Convertible virtual currency is increasingly equated with the notion of real currency. Indeed, the increased acceptance of virtual currency as a payment method among retailers and consumers, the evolution of new types of virtual currency that alleviate price volatility, and the recent expansion of foreign country initiatives confirm the strong trajectory toward virtual currency’s function as a transactional currency. Yet, the tax system continues to classify all forms of virtual currency as “property,” and not “currency,” which results in immediate taxation every time someone buys something with virtual currency. This Article argues that the adopted tax treatment of virtual currency creates inequities, inefficiencies, and administrative burdens that could be remedied if a de minimis tax exemption were available like the one currently applicable to personal purchases using foreign currency.

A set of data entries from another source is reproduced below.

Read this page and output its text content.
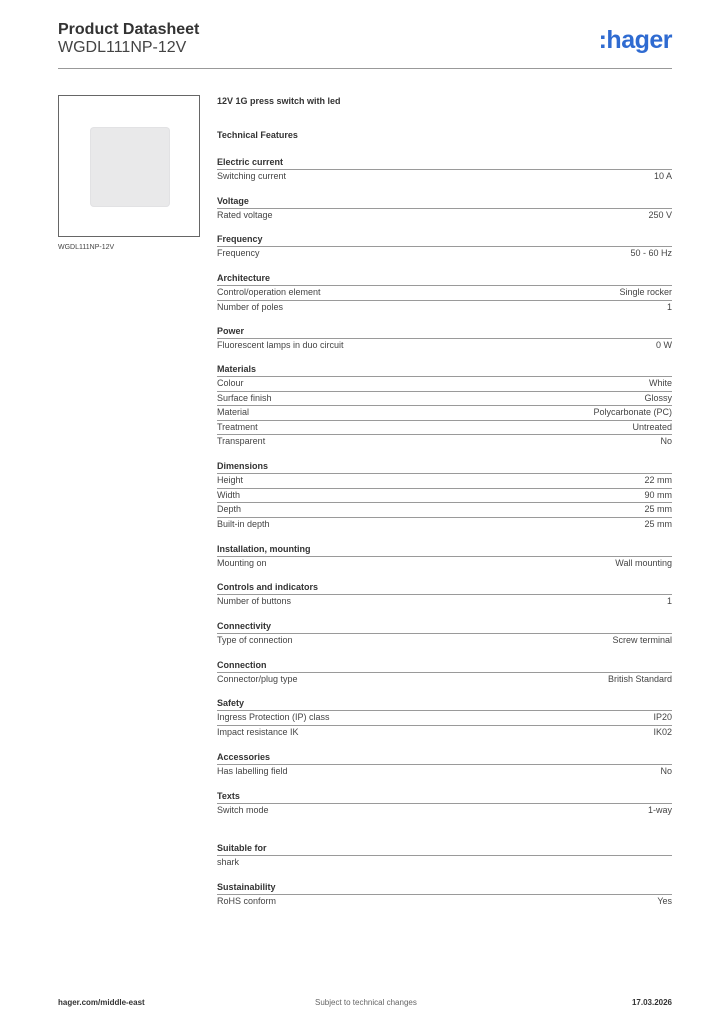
Product Datasheet
WGDL111NP-12V	:hager
WGDL111NP-12V
12V 1G press switch with led
Technical Features
Electric current
Switching current	10 A
Voltage
Rated voltage	250 V
Frequency
Frequency	50 - 60 Hz
Architecture
Control/operation element	Single rocker
Number of poles	1
Power
Fluorescent lamps in duo circuit	0 W
Materials
Colour	White
Surface finish	Glossy
Material	Polycarbonate (PC)
Treatment	Untreated
Transparent	No
Dimensions
Height	22 mm
Width	90 mm
Depth	25 mm
Built-in depth	25 mm
Installation, mounting
Mounting on	Wall mounting
Controls and indicators
Number of buttons	1
Connectivity
Type of connection	Screw terminal
Connection
Connector/plug type	British Standard
Safety
Ingress Protection (IP) class	IP20
Impact resistance IK	IK02
Accessories
Has labelling field	No
Texts
Switch mode	1-way
Suitable for
shark
Sustainability
RoHS conform	Yes
hager.com/middle-east	Subject to technical changes	17.03.2026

Recent developments in the virtual currency space allow the government to reconsider its tax approach. As our view of currency changes over time, our tax characterizations should be re-examined. Virtual currencies are not a homogenous group; thus, adhering to a rigid, one-size-fits-all tax classification is unsound. This Article proposes a new principle-based classification system in which the government could isolate several criteria by which to judge the true nature of a virtual currency as either property (subject to general tax principles related to investment assets) or currency (subject to special tax rules applicable to foreign currency)—and tax it accordingly for all owners of that virtual currency.